Безумно интересный диалог, в котором безумный миллиардер Александр Томский раскрывает сущность созданного им безумного сообщества – ГКП. Для узкого круга читателей, непонятно почему интересующихся философией.
Приведённый ознакомительный фрагмент книги Арт-пытка, или ГКП предоставлен нашим книжным партнёром — компанией ЛитРес.

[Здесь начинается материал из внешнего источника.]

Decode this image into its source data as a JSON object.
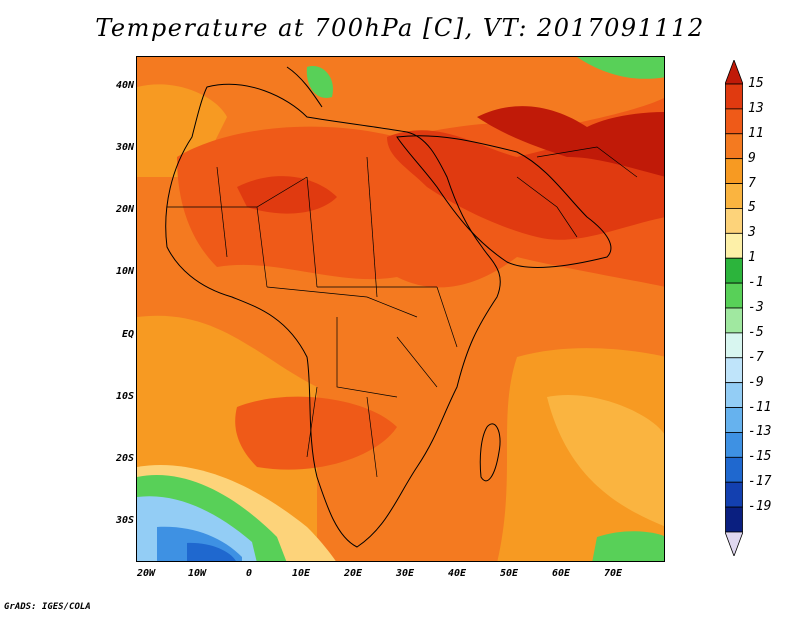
{
  "title": "Temperature at 700hPa [C], VT: 2017091112",
  "footer": "GrADS: IGES/COLA",
  "y_axis": {
    "labels": [
      "40N",
      "30N",
      "20N",
      "10N",
      "EQ",
      "10S",
      "20S",
      "30S"
    ]
  },
  "x_axis": {
    "labels": [
      "20W",
      "10W",
      "0",
      "10E",
      "20E",
      "30E",
      "40E",
      "50E",
      "60E",
      "70E"
    ]
  },
  "colorbar": {
    "labels": [
      "15",
      "13",
      "11",
      "9",
      "7",
      "5",
      "3",
      "1",
      "-1",
      "-3",
      "-5",
      "-7",
      "-9",
      "-11",
      "-13",
      "-15",
      "-17",
      "-19"
    ],
    "colors": [
      "#c01a08",
      "#e03a10",
      "#ef5a18",
      "#f47a20",
      "#f79a22",
      "#fab440",
      "#fdd37a",
      "#fdf0a8",
      "#2cb43c",
      "#58d058",
      "#a0e8a0",
      "#d8f6f0",
      "#bfe4fa",
      "#93cdf5",
      "#66b2ee",
      "#3e91e3",
      "#1f68cf",
      "#1340b0",
      "#0a1f80",
      "#e0d8f0"
    ]
  },
  "map": {
    "lon_range": [
      -22,
      80
    ],
    "lat_range": [
      -37,
      45
    ],
    "field_colors": {
      "hot": "#e03a10",
      "very_hot": "#c01a08",
      "warm": "#ef5a18",
      "mid": "#f47a20",
      "mild": "#f79a22",
      "cool": "#fab440",
      "pale": "#fdd37a",
      "green": "#58d058",
      "blue_light": "#93cdf5",
      "blue": "#3e91e3",
      "blue_dark": "#1f68cf"
    }
  }
}
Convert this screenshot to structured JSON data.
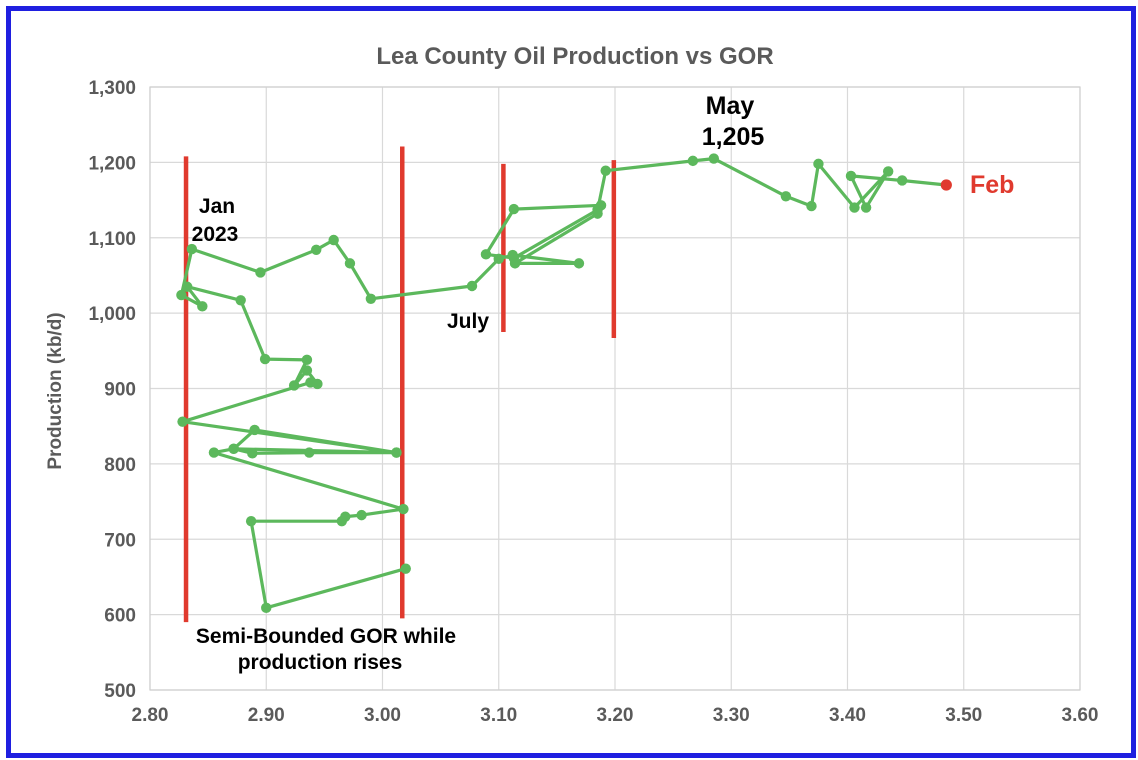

Купить и скачать полную версию книги в форматах FB2, ePub, MOBI, TXT, HTML, RTF и других
10. Коммунистические утопии: проклятая необходимость выжить
Тогда я пошел дальше и обратился к утопиям коммунистическим. Я опять прочел Маркса, Чернышевского, Ленина, столь внимательно читавшего и Маркса, и Чернышевского, — и даже Маяковского.
Крот. Маяковского? Разве Маяковский написал какую-то утопию?
Томский. И расчудесную притом. Почитайте-ка его поэму «Летающий пролетарий». Обязательно почитайте.
Крот. Обещаю. Это будет первая вещь, которую я прочту после интервью.
Томский. Вот видите, вы уже начинаете обращаться в мою веру.
Крот. В коммунистическую веру я точно не обращусь.
Томский. И тут мы с вами сходны. Но, в очередной раз отвлекшись, в очередной раз скажу: не будем отвлекаться. Если уж мы заговорили о коммунистах, то что главное в коммунистической утопии?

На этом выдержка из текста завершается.